絵を描くの怖くなったりしないの?と朔子が聞くと、そんなのしょっちゅうだけど描くしかないと言います。堂々としていて悩みなんてないと思っていた西原も自分と同じように悩みながら絵を描いていることを知り西原に対する印象が変わっていきます。
そして西原は朔子に、他人にどう思われるかより、自分がどう思うかが大事だと思うと告げます。その前にも魅力的なモチーフだから描こうと思ったと言っており、西原は朔子に魅力を感じ描きたいと思ったというのです。
だからこそ、朔子に自信を持ってほしい、つまらない人間ではないと伝えたかったのかもしれません。そんな西原ですが、自身の思いが朔子に気づかれてしまったことにより、朔子と向き合うことに怖いと感じ始めます。
多くは語りませんでしたが、過去の出来事により自分は親の期待に答えられない、人から怖がられてしまう、だから最初から一人の方がいいと西原は言います。
怖くないの?と聞く西原を朔子は抱きしめ、夜怖くて眠れなかった時、お母さんにこうしてもらったと言います。

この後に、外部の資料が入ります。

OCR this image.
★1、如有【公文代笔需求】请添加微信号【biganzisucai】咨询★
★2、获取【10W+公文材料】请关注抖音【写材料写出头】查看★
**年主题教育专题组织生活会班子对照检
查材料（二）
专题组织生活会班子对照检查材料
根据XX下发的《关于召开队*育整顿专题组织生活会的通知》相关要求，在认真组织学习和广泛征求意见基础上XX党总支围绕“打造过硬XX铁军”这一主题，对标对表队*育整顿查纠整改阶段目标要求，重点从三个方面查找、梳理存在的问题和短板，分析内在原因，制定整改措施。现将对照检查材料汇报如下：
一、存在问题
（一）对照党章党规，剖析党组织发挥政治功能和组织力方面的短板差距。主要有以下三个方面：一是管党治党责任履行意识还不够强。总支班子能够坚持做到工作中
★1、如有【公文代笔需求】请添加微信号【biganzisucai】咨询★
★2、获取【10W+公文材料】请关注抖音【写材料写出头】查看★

一方、朔子は今まで誰も好きになったことない自分に悩み、その気持ちを大谷に打ち明けられないでいました。
それぞれが抱えていた悩みを打ち明けることで皆が同じではないけれど、同じように悩んでいるということを知る姿は、かつて同じような悩みを抱えていた人や、今なお悩んでいる人にとっては希望のように映るでしょう。
更に本作は、アイデンティティなど様々な揺らぎを揺らぎのまま描き、答えを出そうとはしない姿勢が伺えます。
朔子は人を好きになったことがないと言い、アセクシャル(エイセクシャル)のような印象も受けますが、明確にカテゴライズすることはありません。
そのように揺らぎを揺らぎのままで描き、明確な答えを出そうとしない姿勢はセリーヌ・シアマ監督の『トム・ボーイ』(2021)に通ずるものがあるように感じます。
まとめ
淺雄望監督の初長編作となった映画『ミューズは溺れない』は、揺らぎを揺らぎのままみずみずしく描き、上原実矩、若杉凩ら新鋭女優がそれぞれの役柄に息を吹き込んでいきます。
タイトルは、『ミューズは溺れない』とありますが、冒頭上原実矩演じる朔子が、ふざけ合っている部員に巻き込まれ誤って海に落ちてしまうところから始まります。
そして進路や、親の再婚、引っ越し…と自分だけ置いてけぼりかのような気持ちを抱え、大好きだったはずの絵も上手く描けないでいる朔子は、まさに溺れかけている中必死で足掻いているかのような印象を受けます。
そんな朔子が船を作り、船について語る朔子と西原の姿とともに波打ち際が映し出されることで朔子が西原や仲間とともに新たな未来へと漕ぎ出していこうとするかのような希望も感じられます。